А потом сверху ударил свет, такой яркий, что Тимур закрыл лицо ладонями.

И так, не отрывая ладоней, сел.

Глаза, долго осваивавшиеся с темнотой, привыкали теперь к свету. Тимур видел узор сосудов на собственных веках.

А потом в белом, каком-то даже хирургическом свете софита он увидел себя — рваная рубашка с грязными манжетами, брюки, еще недавно приличные, а теперь измятые и перепачканные донельзя. Ссадины на ладонях; у ног его, прямо на досках, было выведено ярко-желтым мелом: «Иди домой, Тимур».

— Я не уйду, — сказал Тимур, поднимаясь.

Все фонари, которые только были на сцене и в зале, одновременно вспыхнули.

Это было нечто среднее между летним полуднем и плавильной печью. Тимур заслонил лицо локтем; свет стоял стеной, как прежде стояла темнота, но если темноту можно было рассеять с помощью зажигалки, то средства против света не было никакого.

— Ты ничего со мной не сделаешь, — сказал Тимур. — Я понимаю, мне тебя не разубедить… Но я должен хотя бы попытаться. Вот моя первая победа — ты больше не игнорируешь меня…

Свет погас — весь, кроме единственного прожектора, показавшегося теперь тусклым, будто одинокая лампочка в ободранном подъезде. Пятно света поползло по сцене; остановилось на меловой надписи: «Ты сумасшедший.

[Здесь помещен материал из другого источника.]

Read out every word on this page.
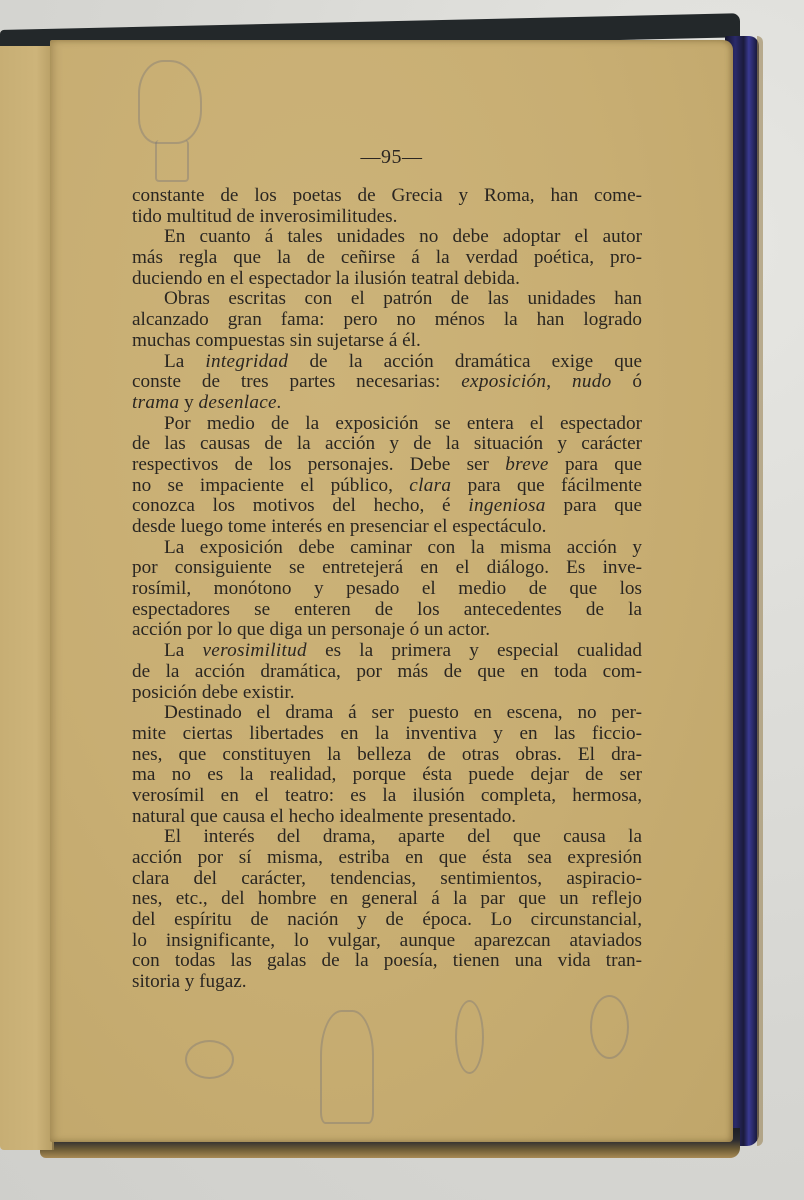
—95—
constante de los poetas de Grecia y Roma, han come-
tido multitud de inverosimilitudes.
En cuanto á tales unidades no debe adoptar el autor
más regla que la de ceñirse á la verdad poética, pro-
duciendo en el espectador la ilusión teatral debida.
Obras escritas con el patrón de las unidades han
alcanzado gran fama: pero no ménos la han logrado
muchas compuestas sin sujetarse á él.
La integridad de la acción dramática exige que
conste de tres partes necesarias: exposición, nudo ó
trama y desenlace.
Por medio de la exposición se entera el espectador
de las causas de la acción y de la situación y carácter
respectivos de los personajes. Debe ser breve para que
no se impaciente el público, clara para que fácilmente
conozca los motivos del hecho, é ingeniosa para que
desde luego tome interés en presenciar el espectáculo.
La exposición debe caminar con la misma acción y
por consiguiente se entretejerá en el diálogo. Es inve-
rosímil, monótono y pesado el medio de que los
espectadores se enteren de los antecedentes de la
acción por lo que diga un personaje ó un actor.
La verosimilitud es la primera y especial cualidad
de la acción dramática, por más de que en toda com-
posición debe existir.
Destinado el drama á ser puesto en escena, no per-
mite ciertas libertades en la inventiva y en las ficcio-
nes, que constituyen la belleza de otras obras. El dra-
ma no es la realidad, porque ésta puede dejar de ser
verosímil en el teatro: es la ilusión completa, hermosa,
natural que causa el hecho idealmente presentado.
El interés del drama, aparte del que causa la
acción por sí misma, estriba en que ésta sea expresión
clara del carácter, tendencias, sentimientos, aspiracio-
nes, etc., del hombre en general á la par que un reflejo
del espíritu de nación y de época. Lo circunstancial,
lo insignificante, lo vulgar, aunque aparezcan ataviados
con todas las galas de la poesía, tienen una vida tran-
sitoria y fugaz.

Уходи».

— Нет, я не сумасшедший, — сказал Тимур.

Круг света передвинулся еще.

«Ты слыхал, на чем строится театр?»

— На растоптанных самолюбиях, — Тимур усмехнулся.

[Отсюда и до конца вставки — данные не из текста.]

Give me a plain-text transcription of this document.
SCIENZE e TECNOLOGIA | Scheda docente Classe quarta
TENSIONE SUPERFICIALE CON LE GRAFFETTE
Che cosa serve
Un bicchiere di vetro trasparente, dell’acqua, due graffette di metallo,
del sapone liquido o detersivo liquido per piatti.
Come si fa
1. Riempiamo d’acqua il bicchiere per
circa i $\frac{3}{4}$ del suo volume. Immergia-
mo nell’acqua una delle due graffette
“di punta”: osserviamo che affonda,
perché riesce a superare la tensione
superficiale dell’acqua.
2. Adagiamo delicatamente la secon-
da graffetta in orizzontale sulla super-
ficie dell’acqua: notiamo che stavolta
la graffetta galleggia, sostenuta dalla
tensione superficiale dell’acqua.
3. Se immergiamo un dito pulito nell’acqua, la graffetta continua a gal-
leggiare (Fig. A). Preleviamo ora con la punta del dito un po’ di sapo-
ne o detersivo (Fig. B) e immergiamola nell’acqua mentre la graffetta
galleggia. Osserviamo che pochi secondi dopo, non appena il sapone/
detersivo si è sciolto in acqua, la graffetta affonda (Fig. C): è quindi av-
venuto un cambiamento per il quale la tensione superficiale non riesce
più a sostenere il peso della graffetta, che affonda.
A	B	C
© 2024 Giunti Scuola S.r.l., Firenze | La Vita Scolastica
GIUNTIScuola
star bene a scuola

«Подбирай остатки своего — и убирайся».

— Послушай, — тихо сказал Тимур. — Почему бы тебе не усомниться? Хоть один раз немножечко усомниться… Я не говорю — пересмотреть вкусы. Ты знаешь, что такое театр — но ведь ты не знаешь, что такое жизнь! Как же ты можешь судить?!

Пятно света нырнуло за кулисы. Переползло со сцены на бетонную стену.

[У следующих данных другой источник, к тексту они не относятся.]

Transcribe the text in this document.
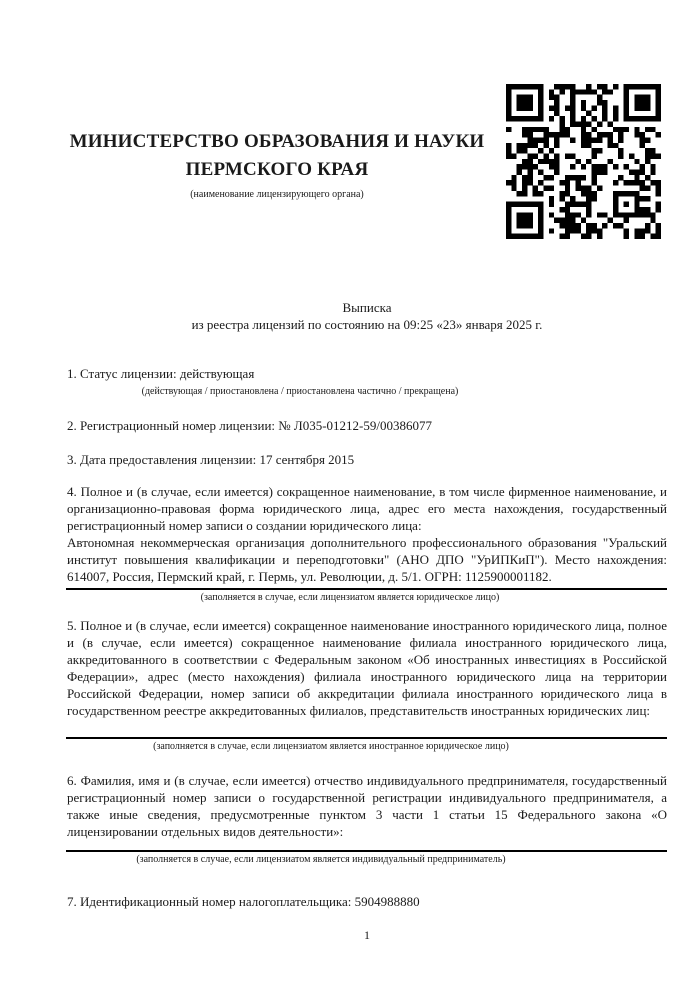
МИНИСТЕРСТВО ОБРАЗОВАНИЯ И НАУКИ
ПЕРМСКОГО КРАЯ
(наименование лицензирующего органа)
Выписка
из реестра лицензий по состоянию на 09:25 «23» января 2025 г.
1. Статус лицензии: действующая
(действующая / приостановлена / приостановлена частично / прекращена)
2. Регистрационный номер лицензии: № Л035-01212-59/00386077
3. Дата предоставления лицензии: 17 сентября 2015
4. Полное и (в случае, если имеется) сокращенное наименование, в том числе фирменное наименование, и организационно-правовая форма юридического лица, адрес его места нахождения, государственный регистрационный номер записи о создании юридического лица:
Автономная некоммерческая организация дополнительного профессионального образования "Уральский институт повышения квалификации и переподготовки" (АНО ДПО "УрИПКиП"). Место нахождения: 614007, Россия, Пермский край, г. Пермь, ул. Революции, д. 5/1. ОГРН: 1125900001182.
(заполняется в случае, если лицензиатом является юридическое лицо)
5. Полное и (в случае, если имеется) сокращенное наименование иностранного юридического лица, полное и (в случае, если имеется) сокращенное наименование филиала иностранного юридического лица, аккредитованного в соответствии с Федеральным законом «Об иностранных инвестициях в Российской Федерации», адрес (место нахождения) филиала иностранного юридического лица на территории Российской Федерации, номер записи об аккредитации филиала иностранного юридического лица в государственном реестре аккредитованных филиалов, представительств иностранных юридических лиц:
(заполняется в случае, если лицензиатом является иностранное юридическое лицо)
6. Фамилия, имя и (в случае, если имеется) отчество индивидуального предпринимателя, государственный регистрационный номер записи о государственной регистрации индивидуального предпринимателя, а также иные сведения, предусмотренные пунктом 3 части 1 статьи 15 Федерального закона «О лицензировании отдельных видов деятельности»:
(заполняется в случае, если лицензиатом является индивидуальный предприниматель)
7. Идентификационный номер налогоплательщика: 5904988880
1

«А почему бы не усомниться тебе?» — было написано на стене, в полуметре от земли.

— Потому что я уже прошел через сомнения. Я понял, что имею право на свой спектакль… на свой взгляд. Да, я напрасно пришел с этим к тебе. Я был глуп. Мне хотелось признания. Лучше бы я просто написал у себя на лбу: «Бездарность и формалист»…

Луч поднялся выше. На черной краске было выцарапано будто гвоздем:

«Ты действительно бездарность и формалист».

— Разумеется, — кивнул Тимур.

Луч поднялся еще выше. Тимур шагнул вперед, к лестнице — и наступил на зажигалку.

Поднял. Не думая, бросил в карман.

От перекладин-ступенек пахло железом.

«Тебя плохо учили, мальчик. Ты дилетант».

— Нет, — сказал Тимур.

Комочки высохшей грязи откалывались от его подошв и летели вниз.

«Ты не умеешь элементарного».

— Нет, — повторил Тимур громче. — Я знаю законы, которые нарушил… Я сделал это намерено. Мой Ученый, в отличие от персонажа пьесы, существует среди размалеванных кукол… Да, это такой прием… Ведь рисует же ребенок синюю лошадь? Прекрасно зная, что синих лошадей — не бывает?

«Самоуверенность — отличительный признак бездарности».

Тимур поднялся выше еще на несколько ступенек.

— Ты путаешь бездарность и непривычность… Да, мои персонажи сперва отвечают, а потом уже выслушивают вопрос. Я знаю — так неправильно, надо сперва услышать, оценить… Но ведь… появляется такое… ощущение их полной внутренней глухоты! Они же все глухи, кроме Ученого… Я знаю, что многие мои приемы — формальны… Что это не психологическая драма, это что-то другое… Но ведь сопереживание — все равно возникает! Вернее, возникало… до того момента, как ты оттолкнул…

Сцена осталась далеко внизу. Тимур стоял на узкой площадке с железным полом. «Ты ведь сам пришел ко мне, — было написано на дверце распределительного щитка, над картинкой с черепом и костями. — Хочешь уйти?»

Тимур вцепился в поручни. Здесь всюду высокое напряжение, в темноте легко свалиться вниз и навсегда остаться инвалидом, а если угодишь в люк…

Ярость накрыла Тимура тяжело и внезапно, как незадолго до того — упавшая кулиса. Но если из-под кулисы Тимур выбрался, то ярость не оставила ему шансов.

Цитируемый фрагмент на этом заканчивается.